Symptoms of bipolar disorder include hypomanic/manic symptoms of increased talkativeness, racing thoughts, distractibility, psychomotor agitation, and increased risky behavior. For ADHD, the symptoms include talking too much in social situations, difficulty maintaining attention, and being fidgety and restless, and impulsivity.

“Executive function is a categorical, cognitive, higher-cortical thinking ability, and it encompasses several factors,” said Goodman.

The factors of executive function are:
  • Response inhibition: impulse control
  • Working memory: holding information while making decisions
  • Set shifting: moving from task to task
  • Interference control: resisting distractions


There is a symptomatic overlap of emotional dysregulation and executive dysfunction in ADHD and bipolar disorder, said Goodman.

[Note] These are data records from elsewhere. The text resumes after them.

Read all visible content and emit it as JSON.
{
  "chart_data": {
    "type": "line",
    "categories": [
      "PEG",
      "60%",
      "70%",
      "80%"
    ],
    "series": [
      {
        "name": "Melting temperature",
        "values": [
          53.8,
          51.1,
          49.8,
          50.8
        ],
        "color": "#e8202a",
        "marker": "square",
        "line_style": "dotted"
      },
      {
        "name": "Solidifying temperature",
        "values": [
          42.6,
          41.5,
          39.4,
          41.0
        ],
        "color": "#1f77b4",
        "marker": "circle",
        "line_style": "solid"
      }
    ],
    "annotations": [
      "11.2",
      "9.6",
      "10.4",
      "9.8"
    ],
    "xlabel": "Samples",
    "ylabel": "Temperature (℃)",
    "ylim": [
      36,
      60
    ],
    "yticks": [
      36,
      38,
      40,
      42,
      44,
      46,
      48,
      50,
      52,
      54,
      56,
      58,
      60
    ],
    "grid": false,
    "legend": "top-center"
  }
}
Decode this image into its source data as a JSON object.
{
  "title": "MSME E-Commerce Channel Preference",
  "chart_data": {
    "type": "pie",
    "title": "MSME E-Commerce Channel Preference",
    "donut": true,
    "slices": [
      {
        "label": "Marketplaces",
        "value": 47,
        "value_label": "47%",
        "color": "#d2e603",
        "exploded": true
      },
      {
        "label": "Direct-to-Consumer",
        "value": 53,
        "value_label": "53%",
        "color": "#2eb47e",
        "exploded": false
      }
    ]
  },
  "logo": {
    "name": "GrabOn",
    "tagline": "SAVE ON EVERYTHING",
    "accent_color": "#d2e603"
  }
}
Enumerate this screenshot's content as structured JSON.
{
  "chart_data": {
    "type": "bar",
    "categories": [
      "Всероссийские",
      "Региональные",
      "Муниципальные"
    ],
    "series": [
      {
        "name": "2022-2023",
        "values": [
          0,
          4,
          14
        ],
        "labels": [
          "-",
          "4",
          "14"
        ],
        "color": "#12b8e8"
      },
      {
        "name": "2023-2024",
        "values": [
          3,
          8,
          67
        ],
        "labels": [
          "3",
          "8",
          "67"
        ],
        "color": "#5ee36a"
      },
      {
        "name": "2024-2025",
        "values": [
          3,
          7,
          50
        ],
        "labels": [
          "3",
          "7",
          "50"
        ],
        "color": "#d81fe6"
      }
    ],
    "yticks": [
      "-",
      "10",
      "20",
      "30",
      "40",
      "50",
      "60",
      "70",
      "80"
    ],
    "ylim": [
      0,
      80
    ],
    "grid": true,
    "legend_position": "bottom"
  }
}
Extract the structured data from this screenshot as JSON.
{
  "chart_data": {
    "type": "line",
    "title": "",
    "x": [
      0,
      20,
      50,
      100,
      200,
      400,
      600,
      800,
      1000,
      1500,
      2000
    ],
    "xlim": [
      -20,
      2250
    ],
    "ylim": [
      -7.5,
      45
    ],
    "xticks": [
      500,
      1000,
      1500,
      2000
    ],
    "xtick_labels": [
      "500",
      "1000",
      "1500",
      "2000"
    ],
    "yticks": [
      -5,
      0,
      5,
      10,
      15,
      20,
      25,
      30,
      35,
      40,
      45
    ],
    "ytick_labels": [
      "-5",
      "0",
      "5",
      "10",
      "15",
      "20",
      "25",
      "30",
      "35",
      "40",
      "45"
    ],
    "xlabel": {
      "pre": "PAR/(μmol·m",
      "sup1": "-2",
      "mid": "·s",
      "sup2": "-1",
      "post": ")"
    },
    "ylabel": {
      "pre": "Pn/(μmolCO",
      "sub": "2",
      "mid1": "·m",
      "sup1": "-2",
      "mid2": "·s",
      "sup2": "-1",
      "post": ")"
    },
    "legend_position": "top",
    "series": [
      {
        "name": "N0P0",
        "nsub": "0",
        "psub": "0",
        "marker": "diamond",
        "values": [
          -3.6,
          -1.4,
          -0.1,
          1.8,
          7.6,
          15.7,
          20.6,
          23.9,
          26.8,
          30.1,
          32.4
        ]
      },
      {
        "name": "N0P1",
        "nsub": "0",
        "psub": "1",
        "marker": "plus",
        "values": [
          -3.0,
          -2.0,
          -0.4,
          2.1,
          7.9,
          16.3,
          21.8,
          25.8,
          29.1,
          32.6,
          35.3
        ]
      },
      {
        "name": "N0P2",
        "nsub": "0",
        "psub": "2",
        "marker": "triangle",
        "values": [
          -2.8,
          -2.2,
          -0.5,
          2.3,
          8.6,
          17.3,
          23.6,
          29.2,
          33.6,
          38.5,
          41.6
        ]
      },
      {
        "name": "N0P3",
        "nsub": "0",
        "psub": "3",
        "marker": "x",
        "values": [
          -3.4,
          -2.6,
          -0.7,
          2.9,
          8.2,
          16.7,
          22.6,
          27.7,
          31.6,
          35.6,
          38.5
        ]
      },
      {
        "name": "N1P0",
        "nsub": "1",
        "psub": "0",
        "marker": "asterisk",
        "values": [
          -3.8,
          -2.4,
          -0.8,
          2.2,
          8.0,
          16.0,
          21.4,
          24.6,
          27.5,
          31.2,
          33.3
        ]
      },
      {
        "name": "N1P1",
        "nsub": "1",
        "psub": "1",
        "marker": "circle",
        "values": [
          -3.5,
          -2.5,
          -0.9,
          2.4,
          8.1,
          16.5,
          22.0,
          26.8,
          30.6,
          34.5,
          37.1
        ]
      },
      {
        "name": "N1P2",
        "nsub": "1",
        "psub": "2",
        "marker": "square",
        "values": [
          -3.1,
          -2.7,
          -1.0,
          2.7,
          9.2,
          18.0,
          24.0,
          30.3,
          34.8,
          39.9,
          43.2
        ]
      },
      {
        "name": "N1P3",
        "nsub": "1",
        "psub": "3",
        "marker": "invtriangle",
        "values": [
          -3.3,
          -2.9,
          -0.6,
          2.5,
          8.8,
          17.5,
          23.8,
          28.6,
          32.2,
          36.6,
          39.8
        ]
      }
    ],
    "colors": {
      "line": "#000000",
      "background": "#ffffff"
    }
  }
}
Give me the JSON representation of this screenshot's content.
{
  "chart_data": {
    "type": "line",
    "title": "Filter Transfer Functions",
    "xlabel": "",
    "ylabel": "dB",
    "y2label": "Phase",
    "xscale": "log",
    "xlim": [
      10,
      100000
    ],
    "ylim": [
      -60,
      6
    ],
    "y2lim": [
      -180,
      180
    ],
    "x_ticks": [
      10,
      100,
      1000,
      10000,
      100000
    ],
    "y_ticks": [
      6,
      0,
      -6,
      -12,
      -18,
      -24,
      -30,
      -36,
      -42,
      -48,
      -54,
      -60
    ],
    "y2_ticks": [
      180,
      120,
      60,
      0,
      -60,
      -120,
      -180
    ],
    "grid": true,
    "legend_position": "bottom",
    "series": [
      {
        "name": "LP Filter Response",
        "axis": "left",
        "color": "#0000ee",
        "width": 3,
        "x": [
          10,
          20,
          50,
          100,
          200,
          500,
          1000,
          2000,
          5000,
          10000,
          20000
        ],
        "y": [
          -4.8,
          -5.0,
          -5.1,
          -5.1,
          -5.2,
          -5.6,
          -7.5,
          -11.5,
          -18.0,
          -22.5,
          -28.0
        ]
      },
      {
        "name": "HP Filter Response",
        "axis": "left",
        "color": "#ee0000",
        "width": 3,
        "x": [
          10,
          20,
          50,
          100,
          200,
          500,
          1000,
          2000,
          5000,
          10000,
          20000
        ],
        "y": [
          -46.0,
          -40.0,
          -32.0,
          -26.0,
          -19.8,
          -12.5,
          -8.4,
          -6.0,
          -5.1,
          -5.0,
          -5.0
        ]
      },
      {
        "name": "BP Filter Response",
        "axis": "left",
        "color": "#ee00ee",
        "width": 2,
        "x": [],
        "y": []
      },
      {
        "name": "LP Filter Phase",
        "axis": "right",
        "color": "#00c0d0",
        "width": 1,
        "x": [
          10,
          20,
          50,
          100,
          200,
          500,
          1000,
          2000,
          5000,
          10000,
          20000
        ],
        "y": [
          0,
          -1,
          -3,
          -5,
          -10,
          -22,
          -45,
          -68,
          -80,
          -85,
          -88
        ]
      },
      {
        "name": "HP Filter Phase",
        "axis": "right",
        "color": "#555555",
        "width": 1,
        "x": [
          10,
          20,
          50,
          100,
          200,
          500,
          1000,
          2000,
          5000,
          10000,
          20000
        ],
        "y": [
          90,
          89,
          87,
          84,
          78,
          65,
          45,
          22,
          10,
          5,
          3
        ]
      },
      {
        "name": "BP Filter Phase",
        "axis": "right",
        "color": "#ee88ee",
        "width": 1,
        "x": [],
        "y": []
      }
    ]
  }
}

“Where emotional dysregulation used to be part of the bipolar mood disorder arena, we now understand it to be part of ADHD as well,” said Goodman. “And the cognitive problems and the executive function, which were subsumed under ADHD, are now understood to be part of bipolar disorder, major depression, and a variety of other psychiatric disorders.”

In regard to emotional dysfunction, compared to controls, patients with bipolar disorder had a poorer performance on immediate verbal memory tasks, said Goodman. Both clinical groups exhibited significantly lower scores than controls on the recognition phase of verbal and non-verbal memory tasks, and tasks of executive functioning with high working memory demand.

Emotional dysregulation, when associated with ADHD, involves 2 primary deficits:
  • An inhibitory deficit: socially inappropriate behavioral responses to strong emotion
  • A self-regulatory deficit: an inability to self-soothe psychologic arousal that strong emotion induces, refocus attention, or organize the self for coordinated action toward an external goal


Emotional dysregulation in bipolar disorder has been extensively studied and is marked by:
  • Emotional hyper-responsiveness
  • Poor recognition and acceptance of emotions
  • Difficulties in adapting behaviors to experienced emotions


During manic or mixed episodes, patients with bipolar disorder show a high degree of emotional hyper-responsiveness. During depressive phases, 2 types of patients are identified: emotional hypo-responsiveness patients and emotional hyper-responsiveness patients, who are more at risk of experiencing mixed episodes.

Emotional regulation causes several social impairments for patients, including a low threshold for emotional excitability/impatience, behavioral dyscontrol in the face of strong emotions, and an inflexibility/slow return to baseline.